7. The safety production management method based on large model and multi-tenant architecture according to claim 1, characterized in that, Specifically, S7 includes: S701: Each of the subtenants receives the safety production management policy issued by the parent company, parses the safety production management policy, and obtains the corresponding execution requirements; S702: Based on the execution requirements, each sub-tenant executes the corresponding safety production management strategy and generates execution process data corresponding to the safety production management strategy; S703: Based on the execution process data, calculate the policy applicability score of the corresponding safety production management strategy executed by each sub-tenant; S704: Based on the applicability score of the strategy, determine the execution status of each sub-tenant in implementing the corresponding safety production management strategy, and generate execution status information and execution result data; S705: Bind the execution process data, execution status information, and execution result data with the corresponding policy identifier and tenant identifier, and feed them back to the parent company.

8. The safety production management method based on large model and multi-tenant architecture according to claim 1, characterized in that, S8 specifically includes: S801: The parent company receives execution process data, execution status information, execution result data, and corresponding strategy applicability scores from each of the sub-tenants; S802: Among the various strategy applicability scores, those that are greater than or equal to the first scoring threshold are determined to be generalizable strategies; those that are greater than or equal to the second scoring threshold and less than the first scoring threshold are determined to be strategies that require localization adjustment; and those that are less than the second scoring threshold are determined to be ineffective strategies.

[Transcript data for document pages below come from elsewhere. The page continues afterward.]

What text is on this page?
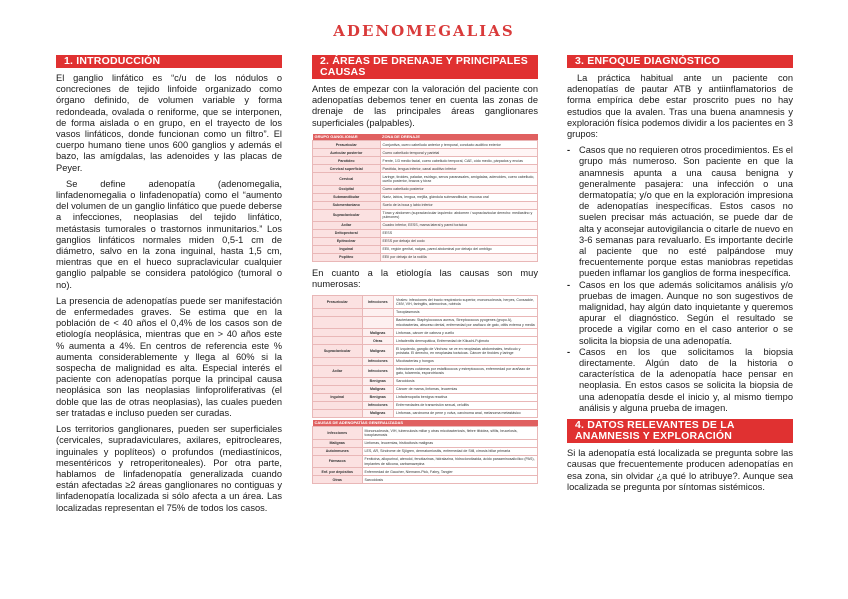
ADENOMEGALIAS
1. INTRODUCCIÓN

El ganglio linfático es “c/u de los nódulos o concreciones de tejido linfoide organizado como órgano definido, de volumen variable y forma redondeada, ovalada o reniforme, que se interponen, de forma aislada o en grupo, en el trayecto de los vasos linfáticos, donde funcionan como un filtro”. El cuerpo humano tiene unos 600 ganglios y además el bazo, las amígdalas, las adenoides y las placas de Peyer.

Se define adenopatía (adenomegalia, linfadenomegalia o linfadenopatía) como el “aumento del volumen de un ganglio linfático que puede deberse a infecciones, neoplasias del tejido linfático, metástasis tumorales o trastornos inmunitarios.” Los ganglios linfáticos normales miden 0,5-1 cm de diámetro, salvo en la zona inguinal, hasta 1,5 cm, mientras que en el hueco supraclavicular cualquier ganglio palpable se considera patológico (tumoral o no).

La presencia de adenopatías puede ser manifestación de enfermedades graves. Se estima que en la población de < 40 años el 0,4% de los casos son de etiología neoplásica, mientras que en > 40 años este % aumenta a 4%. En centros de referencia este % aumenta considerablemente y llega al 60% si la sospecha de malignidad es alta. Especial interés el paciente con adenopatías porque la principal causa neoplásica son las neoplasias linfoproliferativas (el doble que las de otras neoplasias), las cuales pueden ser tratadas e incluso pueden ser curadas.

Los territorios ganglionares, pueden ser superficiales (cervicales, supradaviculares, axilares, epitrocleares, inguinales y poplíteos) o profundos (mediastínicos, mesentéricos y retroperitoneales). Por otra parte, hablamos de linfadenopatía generalizada cuando están afectadas ≥2 áreas ganglionares no contiguas y linfadenopatía localizada si sólo afecta a un área. Las localizadas representan el 75% de todos los casos.

2. ÁREAS DE DRENAJE Y PRINCIPALES CAUSAS

Antes de empezar con la valoración del paciente con adenopatías debemos tener en cuenta las zonas de drenaje de las principales áreas ganglionares superficiales (palpables).

GRUPO GANGLIONAR	ZONA DE DRENAJE
Preauricular	Conjuntiva, cuero cabelludo anterior y temporal, conducto auditivo exterior
Auricular posterior	Cuero cabelludo temporal y parietal
Parotídeo	Frente, 1/3 medio facial, cuero cabelludo temporal, CAE, oído medio, párpados y encías
Cervical superficial	Parótida, lengua inferior, canal auditivo inferior
Cervical	Laringe, tiroides, paladar, esófago, senos paranasales, amígdalas, adenoides, cuero cabelludo, cuello posterior, brazos y tórax
Occipital	Cuero cabelludo posterior
Submandibular	Nariz, labios, lengua, mejilla, glándula submandibular, mucosa oral
Submentoniano	Suelo de la boca y labio inferior
Supraclavicular	Tórax y abdomen (supraclavicular izquierdo: abdomen / supraclavicular derecho: mediastino y pulmones)
Axilar	Cuadro inferior, EESS, mama lateral y pared torácica
Deltopectoral	EESS
Epitroclear	EESS por debajo del codo
Inguinal	EEII, región genital, nalgas, pared abdominal por debajo del ombligo
Poplíteo	EEII por debajo de la rodilla

En cuanto a la etiología las causas son muy numerosas:

Preauricular	Infecciones	Virales: infecciones del tracto respiratorio superior, mononucleosis, herpes, Coxsackie, CMV, VIH, faringitis, adenovirus, rubéola
		Toxoplasmosis
		Bacterianas: Staphylococcus aureus, Streptococcus pyogenes (grupo A), micobacterias, absceso dental, enfermedad por arañazo de gato, otitis externa y media
	Malignas	Linfomas, cáncer de cabeza y cuello
	Otras	Linfadenitis dermopática, Enfermedad de Kikuchi-Fujimoto
Supraclavicular	Malignas	El izquierdo, ganglio de Virchow: se ve en neoplasias abdominales, testículo y próstata. El derecho, en neoplasias torácicas. Cáncer de tiroides y laringe
	Infecciones	Micobacterias y hongos
Axilar	Infecciones	Infecciones cutáneas por estafilococos y estreptococos, enfermedad por arañazo de gato, tularemia, esporotricosis
	Benignas	Sarcoidosis
	Malignas	Cáncer de mama, linfomas, leucemias
Inguinal	Benignas	Linfadenopatía benigna reactiva
	Infecciones	Enfermedades de transmisión sexual, celulitis
	Malignas	Linfomas, carcinoma de pene y vulva, carcinoma anal, melanoma metastásico
CAUSAS DE ADENOPATÍAS GENERALIZADAS	
Infecciones	Mononucleosis, VIH, tuberculosis miliar y otras micobacteriosis, fiebre tifoidea, sífilis, brucelosis, toxoplasmosis
Malignas	Linfomas, leucemias, histiocitosis malignas
Autoinmunes	LES, AR, Síndrome de Sjögren, dermatomiositis, enfermedad de Still, cirrosis biliar primaria
Fármacos	Fenitoína, allopurinol, atenolol, fenotiazinas, hidralazina, hidroclorotiazida, ácido paraaminosalicílico (PAS), implantes de silicona, carbamazepina
Enf. por depósitos	Enfermedad de Gaucher, Niemann-Pick, Fabry, Tangier
Otras	Sarcoidosis
3. ENFOQUE DIAGNÓSTICO

La práctica habitual ante un paciente con adenopatías de pautar ATB y antiinflamatorios de forma empírica debe estar proscrito pues no hay estudios que la avalen. Tras una buena anamnesis y exploración física podemos dividir a los pacientes en 3 grupos:

- Casos que no requieren otros procedimientos. Es el grupo más numeroso. Son paciente en que la anamnesis apunta a una causa benigna y generalmente pasajera: una infección o una dermatopatía; y/o que en la exploración impresiona de adenopatías inespecíficas. Estos casos no suelen precisar más actuación, se puede dar de alta y aconsejar autovigilancia o citarle de nuevo en 3-6 semanas para revaluarlo. Es importante decirle al paciente que no esté palpándose muy frecuentemente porque estas maniobras repetidas pueden inflamar los ganglios de forma inespecífica.
- Casos en los que además solicitamos análisis y/o pruebas de imagen. Aunque no son sugestivos de malignidad, hay algún dato inquietante y queremos apurar el diagnóstico. Según el resultado se procede a vigilar como en el caso anterior o se solicita la biopsia de una adenopatía.
- Casos en los que solicitamos la biopsia directamente. Algún dato de la historia o característica de la adenopatía hace pensar en neoplasia. En estos casos se solicita la biopsia de una adenopatía desde el inicio y, al mismo tiempo análisis y alguna prueba de imagen.
4. DATOS RELEVANTES DE LA ANAMNESIS Y EXPLORACIÓN

Si la adenopatía está localizada se pregunta sobre las causas que frecuentemente producen adenopatías en esa zona, sin olvidar ¿a qué lo atribuye?. Aunque sea localizada se pregunta por síntomas sistémicos.
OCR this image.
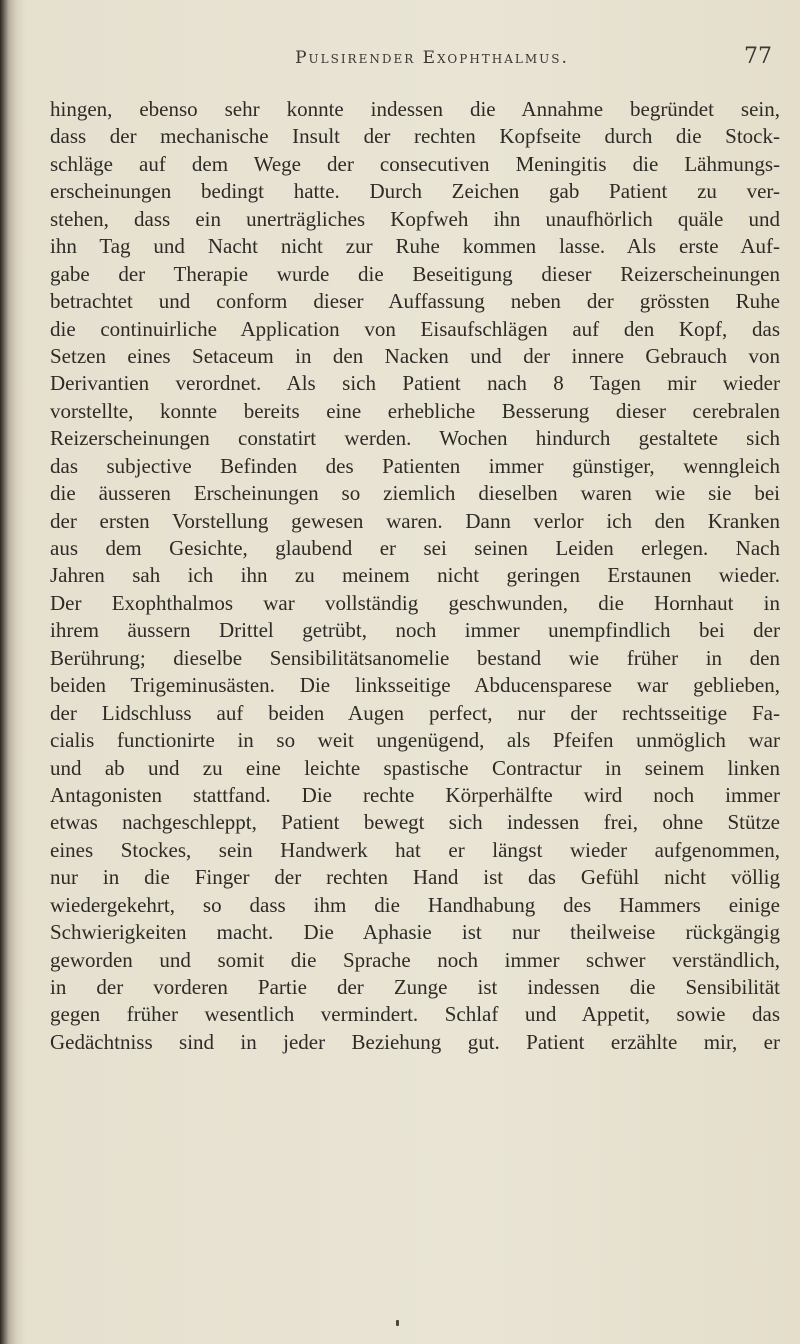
Pulsirender Exophthalmus.	77
hingen, ebenso sehr konnte indessen die Annahme begründet sein,
dass der mechanische Insult der rechten Kopfseite durch die Stock-
schläge auf dem Wege der consecutiven Meningitis die Lähmungs-
erscheinungen bedingt hatte. Durch Zeichen gab Patient zu ver-
stehen, dass ein unerträgliches Kopfweh ihn unaufhörlich quäle und
ihn Tag und Nacht nicht zur Ruhe kommen lasse. Als erste Auf-
gabe der Therapie wurde die Beseitigung dieser Reizerscheinungen
betrachtet und conform dieser Auffassung neben der grössten Ruhe
die continuirliche Application von Eisaufschlägen auf den Kopf, das
Setzen eines Setaceum in den Nacken und der innere Gebrauch von
Derivantien verordnet. Als sich Patient nach 8 Tagen mir wieder
vorstellte, konnte bereits eine erhebliche Besserung dieser cerebralen
Reizerscheinungen constatirt werden. Wochen hindurch gestaltete sich
das subjective Befinden des Patienten immer günstiger, wenngleich
die äusseren Erscheinungen so ziemlich dieselben waren wie sie bei
der ersten Vorstellung gewesen waren. Dann verlor ich den Kranken
aus dem Gesichte, glaubend er sei seinen Leiden erlegen. Nach
Jahren sah ich ihn zu meinem nicht geringen Erstaunen wieder.
Der Exophthalmos war vollständig geschwunden, die Hornhaut in
ihrem äussern Drittel getrübt, noch immer unempfindlich bei der
Berührung; dieselbe Sensibilitätsanomelie bestand wie früher in den
beiden Trigeminusästen. Die linksseitige Abducensparese war geblieben,
der Lidschluss auf beiden Augen perfect, nur der rechtsseitige Fa-
cialis functionirte in so weit ungenügend, als Pfeifen unmöglich war
und ab und zu eine leichte spastische Contractur in seinem linken
Antagonisten stattfand. Die rechte Körperhälfte wird noch immer
etwas nachgeschleppt, Patient bewegt sich indessen frei, ohne Stütze
eines Stockes, sein Handwerk hat er längst wieder aufgenommen,
nur in die Finger der rechten Hand ist das Gefühl nicht völlig
wiedergekehrt, so dass ihm die Handhabung des Hammers einige
Schwierigkeiten macht. Die Aphasie ist nur theilweise rückgängig
geworden und somit die Sprache noch immer schwer verständlich,
in der vorderen Partie der Zunge ist indessen die Sensibilität
gegen früher wesentlich vermindert. Schlaf und Appetit, sowie das
Gedächtniss sind in jeder Beziehung gut. Patient erzählte mir, er
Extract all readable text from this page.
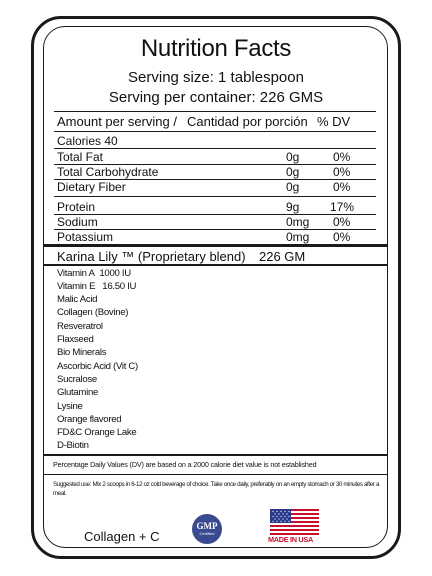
Nutrition Facts
Serving size: 1 tablespoon
Serving per container: 226 GMS
Amount per serving / Cantidad por porción % DV
Calories 40
Total Fat	0g	0%
Total Carbohydrate	0g	0%
Dietary Fiber	0g	0%
Protein	9g	17%
Sodium	0mg 0%
Potassium	0mg 0%
Karina Lily ™ (Proprietary blend) 226 GM
Vitamin A 1000 IU
Vitamin E 16.50 IU
Malic Acid
Collagen (Bovine)
Resveratrol
Flaxseed
Bio Minerals
Ascorbic Acid (Vit C)
Sucralose
Glutamine
Lysine
Orange flavored
FD&C Orange Lake
D-Biotin
Percentage Daily Values (DV) are based on a 2000 calorie diet value is not established
Suggested use: Mix 2 scoops in 6-12 oz cold beverage of choice. Take once daily, preferably on an empty stomach or 30 minutes after a meal.
Collagen + C
GMP
Certified
MADE IN USA
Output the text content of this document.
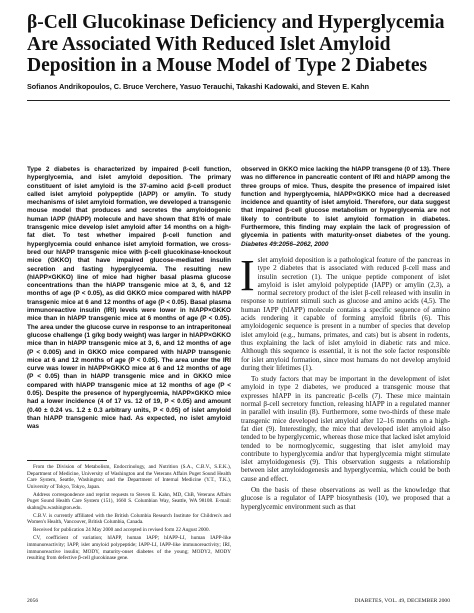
β-Cell Glucokinase Deficiency and Hyperglycemia
Are Associated With Reduced Islet Amyloid
Deposition in a Mouse Model of Type 2 Diabetes
Sofianos Andrikopoulos, C. Bruce Verchere, Yasuo Terauchi, Takashi Kadowaki, and Steven E. Kahn

Type 2 diabetes is characterized by impaired β-cell function, hyperglycemia, and islet amyloid deposition. The primary constituent of islet amyloid is the 37-amino acid β-cell product called islet amyloid polypeptide (IAPP) or amylin. To study mechanisms of islet amyloid formation, we developed a transgenic mouse model that produces and secretes the amyloidogenic human IAPP (hIAPP) molecule and have shown that 81% of male transgenic mice develop islet amyloid after 14 months on a high-fat diet. To test whether impaired β-cell function and hyperglycemia could enhance islet amyloid formation, we cross-bred our hIAPP transgenic mice with β-cell glucokinase-knockout mice (GKKO) that have impaired glucose-mediated insulin secretion and fasting hyperglycemia. The resulting new (hIAPP×GKKO) line of mice had higher basal plasma glucose concentrations than the hIAPP transgenic mice at 3, 6, and 12 months of age (P < 0.05), as did GKKO mice compared with hIAPP transgenic mice at 6 and 12 months of age (P < 0.05). Basal plasma immunoreactive insulin (IRI) levels were lower in hIAPP×GKKO mice than in hIAPP transgenic mice at 6 months of age (P < 0.05). The area under the glucose curve in response to an intraperitoneal glucose challenge (1 g/kg body weight) was larger in hIAPP×GKKO mice than in hIAPP transgenic mice at 3, 6, and 12 months of age (P < 0.005) and in GKKO mice compared with hIAPP transgenic mice at 6 and 12 months of age (P < 0.05). The area under the IRI curve was lower in hIAPP×GKKO mice at 6 and 12 months of age (P < 0.05) than in hIAPP transgenic mice and in GKKO mice compared with hIAPP transgenic mice at 12 months of age (P < 0.05). Despite the presence of hyperglycemia, hIAPP×GKKO mice had a lower incidence (4 of 17 vs. 12 of 19, P < 0.05) and amount (0.40 ± 0.24 vs. 1.2 ± 0.3 arbitrary units, P < 0.05) of islet amyloid than hIAPP transgenic mice had. As expected, no islet amyloid was

observed in GKKO mice lacking the hIAPP transgene (0 of 13). There was no difference in pancreatic content of IRI and hIAPP among the three groups of mice. Thus, despite the presence of impaired islet function and hyperglycemia, hIAPP×GKKO mice had a decreased incidence and quantity of islet amyloid. Therefore, our data suggest that impaired β-cell glucose metabolism or hyperglycemia are not likely to contribute to islet amyloid formation in diabetes. Furthermore, this finding may explain the lack of progression of glycemia in patients with maturity-onset diabetes of the young. Diabetes 49:2056–2062, 2000

Islet amyloid deposition is a pathological feature of the pancreas in type 2 diabetes that is associated with reduced β-cell mass and insulin secretion (1). The unique peptide component of islet amyloid is islet amyloid polypeptide (IAPP) or amylin (2,3), a normal secretory product of the islet β-cell released with insulin in response to nutrient stimuli such as glucose and amino acids (4,5). The human IAPP (hIAPP) molecule contains a specific sequence of amino acids rendering it capable of forming amyloid fibrils (6). This amyloidogenic sequence is present in a number of species that develop islet amyloid (e.g., humans, primates, and cats) but is absent in rodents, thus explaining the lack of islet amyloid in diabetic rats and mice. Although this sequence is essential, it is not the sole factor responsible for islet amyloid formation, since most humans do not develop amyloid during their lifetimes (1).

To study factors that may be important in the development of islet amyloid in type 2 diabetes, we produced a transgenic mouse that expresses hIAPP in its pancreatic β-cells (7). These mice maintain normal β-cell secretory function, releasing hIAPP in a regulated manner in parallel with insulin (8). Furthermore, some two-thirds of these male transgenic mice developed islet amyloid after 12–16 months on a high-fat diet (9). Interestingly, the mice that developed islet amyloid also tended to be hyperglycemic, whereas those mice that lacked islet amyloid tended to be normoglycemic, suggesting that islet amyloid may contribute to hyperglycemia and/or that hyperglycemia might stimulate islet amyloidogenesis (9). This observation suggests a relationship between islet amyloidogenesis and hyperglycemia, which could be both cause and effect.

On the basis of these observations as well as the knowledge that glucose is a regulator of IAPP biosynthesis (10), we proposed that a hyperglycemic environment such as that

From the Division of Metabolism, Endocrinology, and Nutrition (S.A., C.B.V., S.E.K.), Department of Medicine, University of Washington and the Veterans Affairs Puget Sound Health Care System, Seattle, Washington; and the Department of Internal Medicine (Y.T., T.K.), University of Tokyo, Tokyo, Japan.

Address correspondence and reprint requests to Steven E. Kahn, MD, ChB, Veterans Affairs Puget Sound Health Care System (151), 1660 S. Columbian Way, Seattle, WA 98108. E-mail: skahn@u.washington.edu.

C.B.V. is currently affiliated with the British Columbia Research Institute for Children's and Women's Health, Vancouver, British Columbia, Canada.

Received for publication 24 May 2000 and accepted in revised form 22 August 2000.

CV, coefficient of variation; hIAPP, human IAPP; hIAPP-LI, human IAPP-like immunoreactivity; IAPP, islet amyloid polypeptide; IAPP-LI, IAPP-like immunoreactivity; IRI, immunoreactive insulin; MODY, maturity-onset diabetes of the young; MODY2, MODY resulting from defective β-cell glucokinase gene.

2056	DIABETES, VOL. 49, DECEMBER 2000
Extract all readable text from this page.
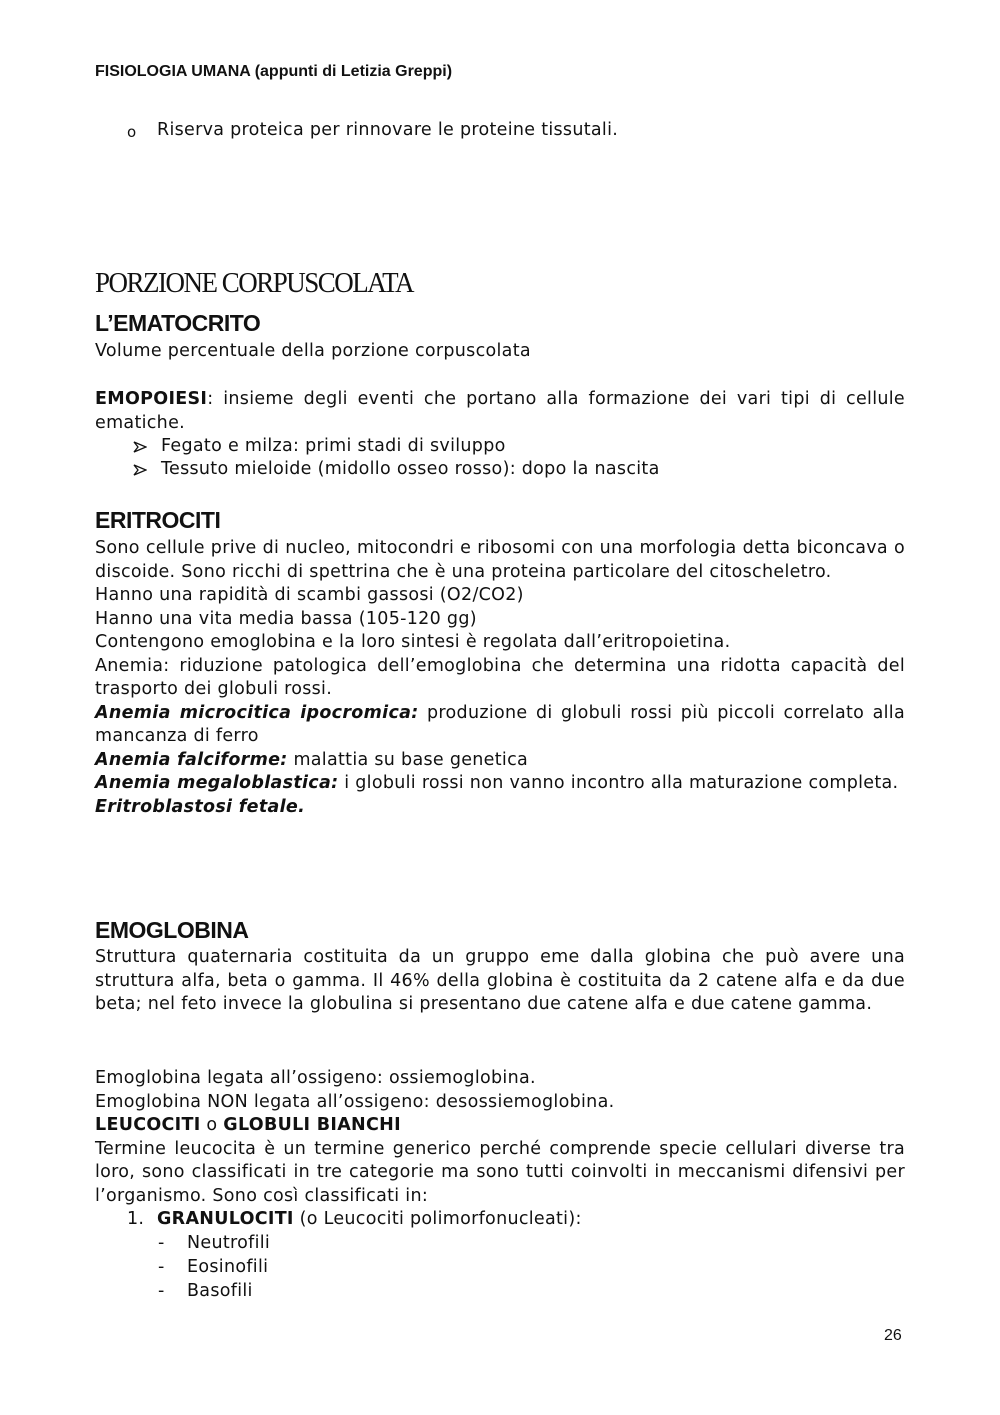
FISIOLOGIA UMANA (appunti di Letizia Greppi)
o Riserva proteica per rinnovare le proteine tissutali.
PORZIONE CORPUSCOLATA
L’EMATOCRITO
Volume percentuale della porzione corpuscolata
EMOPOIESI: insieme degli eventi che portano alla formazione dei vari tipi di cellule ematiche.
Fegato e milza: primi stadi di sviluppo
Tessuto mieloide (midollo osseo rosso): dopo la nascita
ERITROCITI

Sono cellule prive di nucleo, mitocondri e ribosomi con una morfologia detta biconcava o discoide. Sono ricchi di spettrina che è una proteina particolare del citoscheletro.

Hanno una rapidità di scambi gassosi (O2/CO2)

Hanno una vita media bassa (105-120 gg)

Contengono emoglobina e la loro sintesi è regolata dall’eritropoietina.

Anemia: riduzione patologica dell’emoglobina che determina una ridotta capacità del trasporto dei globuli rossi.

Anemia microcitica ipocromica: produzione di globuli rossi più piccoli correlato alla mancanza di ferro

Anemia falciforme: malattia su base genetica

Anemia megaloblastica: i globuli rossi non vanno incontro alla maturazione completa.

Eritroblastosi fetale.

EMOGLOBINA

Struttura quaternaria costituita da un gruppo eme dalla globina che può avere una struttura alfa, beta o gamma. Il 46% della globina è costituita da 2 catene alfa e da due beta; nel feto invece la globulina si presentano due catene alfa e due catene gamma.

Emoglobina legata all’ossigeno: ossiemoglobina.

Emoglobina NON legata all’ossigeno: desossiemoglobina.

LEUCOCITI o GLOBULI BIANCHI

Termine leucocita è un termine generico perché comprende specie cellulari diverse tra loro, sono classificati in tre categorie ma sono tutti coinvolti in meccanismi difensivi per l’organismo. Sono così classificati in:

1. GRANULOCITI (o Leucociti polimorfonucleati):
- Neutrofili
- Eosinofili
- Basofili
26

S803: Store the safety production management strategy corresponding to the promotable strategy into the strategy template library of the parent company and mark it as the first safety production management strategy that can be reused by similar tenants. S804: For the safety production management strategy corresponding to the localized adjustment strategy, adjust the parameters based on the execution process data and risk characteristics of the corresponding sub-tenant to generate the adjusted second safety production management strategy; S805: For the safety production management strategy corresponding to the failure strategy, based on the execution feedback data, trigger the update processing of the open source big model to generate a third safety production management strategy; S806: Record the first safety production management strategy, the second safety production management strategy, and the third safety production management strategy into the strategy template library.

9. A safety production management system based on a large model and multi-tenant architecture, characterized in that, include: Processor and memory; The memory stores programs or instructions that can run on the processor, and when the programs or instructions are executed by the processor, they implement the steps of the security production management method based on a large model and multi-tenant architecture as described in any one of claims 1 to 8.

10. A readable storage medium, characterized in that, The readable storage medium stores a program or instructions, which, when executed by a processor, implement the steps of the secure production management method based on a large model and multi-tenant architecture as described in any one of claims 1 to 8.